In the parable from Matthew's Gospel, the master gives his servants different talents (which in the parable refers to monetary units), reflecting the individuality of each servant. The master, upon his return from a journey, notes that two of the servants increased the talents, while the other, acting out of fear, merely preserved it by burying it. 

In this way, the Holy Father said that it is not enough to act out of fear, but to trust in the Lord and in the gifts he has given us. 

Trust is a reciprocal process. Since the Lord trusts us by giving us certain aptitude and talents, there is a moment where we have to ask, “Do I trust in him to the point of putting myself on the line, without being discouraged, even when the results are neither certain nor to be taken for granted? Can I say every day in prayer, ‘Lord, I trust in You!’?”

“As a Church: do we cultivate a climate of trust and mutual esteem in our environments, which unlocks people and stimulates the creativity of love in everyone?” continued the Pope. 

At the end of the Angelus, the Holy Father made an appeal for those suffering in Myanmar. In 2021, the military in Myanmar staged a coup d'état and vested power in a junta, which has led to a crackdown on dissenters, leading to mass arrests, tortures and killings. 

“I renew my closeness to the dear people of Myanmar, who unfortunately continue to suffer due to violence and abuse.”
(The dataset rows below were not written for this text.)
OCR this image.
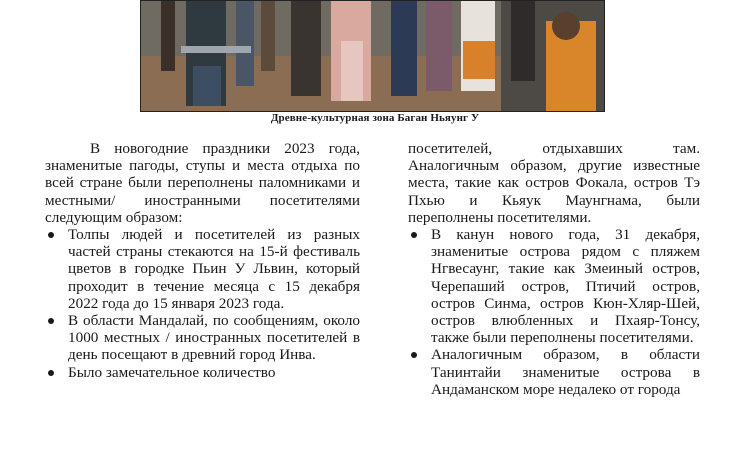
Древне-культурная зона Баган Ньяунг У

В новогодние праздники 2023 года, знаменитые пагоды, ступы и места отдыха по всей стране были переполнены паломниками и местными/ иностранными посетителями следующим образом:

Толпы людей и посетителей из разных частей страны стекаются на 15-й фестиваль цветов в городке Пьин У Львин, который проходит в течение месяца с 15 декабря 2022 года до 15 января 2023 года.
В области Мандалай, по сообщениям, около 1000 местных / иностранных посетителей в день посещают в древний город Инва.
Было замечательное количество

посетителей, отдыхавших там. Аналогичным образом, другие известные места, такие как остров Фокала, остров Тэ Пхью и Кьяук Маунгнама, были переполнены посетителями.

В канун нового года, 31 декабря, знаменитые острова рядом с пляжем Нгвесаунг, такие как Змеиный остров, Черепаший остров, Птичий остров, остров Синма, остров Кюн-Хляр-Шей, остров влюбленных и Пхаяр-Тонсу, также были переполнены посетителями.
Аналогичным образом, в области Танинтайи знаменитые острова в Андаманском море недалеко от города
The Pope then renewed his call for peace in the Israel-Hamas war, noting that “peace is possible.” 

“It takes goodwill. Peace is possible. Let's not resign ourselves to war! And let us not forget that war is always, always, always a defeat. Only the weapons manufacturers earn.”

Earlier in the morning, the Pope presided over the Mass for the 7th World Day of the Poor, which this year took the theme: “Do not take your eyes off the poor." 

“I thank those in the dioceses and parishes who have promoted solidarity initiatives with people and families who are struggling to move forward,” said the Pope. 

“And on this day we also remember all the road victims: we pray for them, for the families and commit ourselves to preventing accidents,” he continued. 

The Pope also called attention to the beatification in Seville, Spain, yesterday of Manuel Gonzales-Serna, a diocesan priest who, along with 19 other priests and laypeople, was killed in 1936 during the Spanish Civil War, during a “climate of religious persecution.” 

“These martyrs bore witness to Christ until the end. May their example comfort the many Christians who in our time are discriminated against for their faith. A round of applause for the new Blessed!”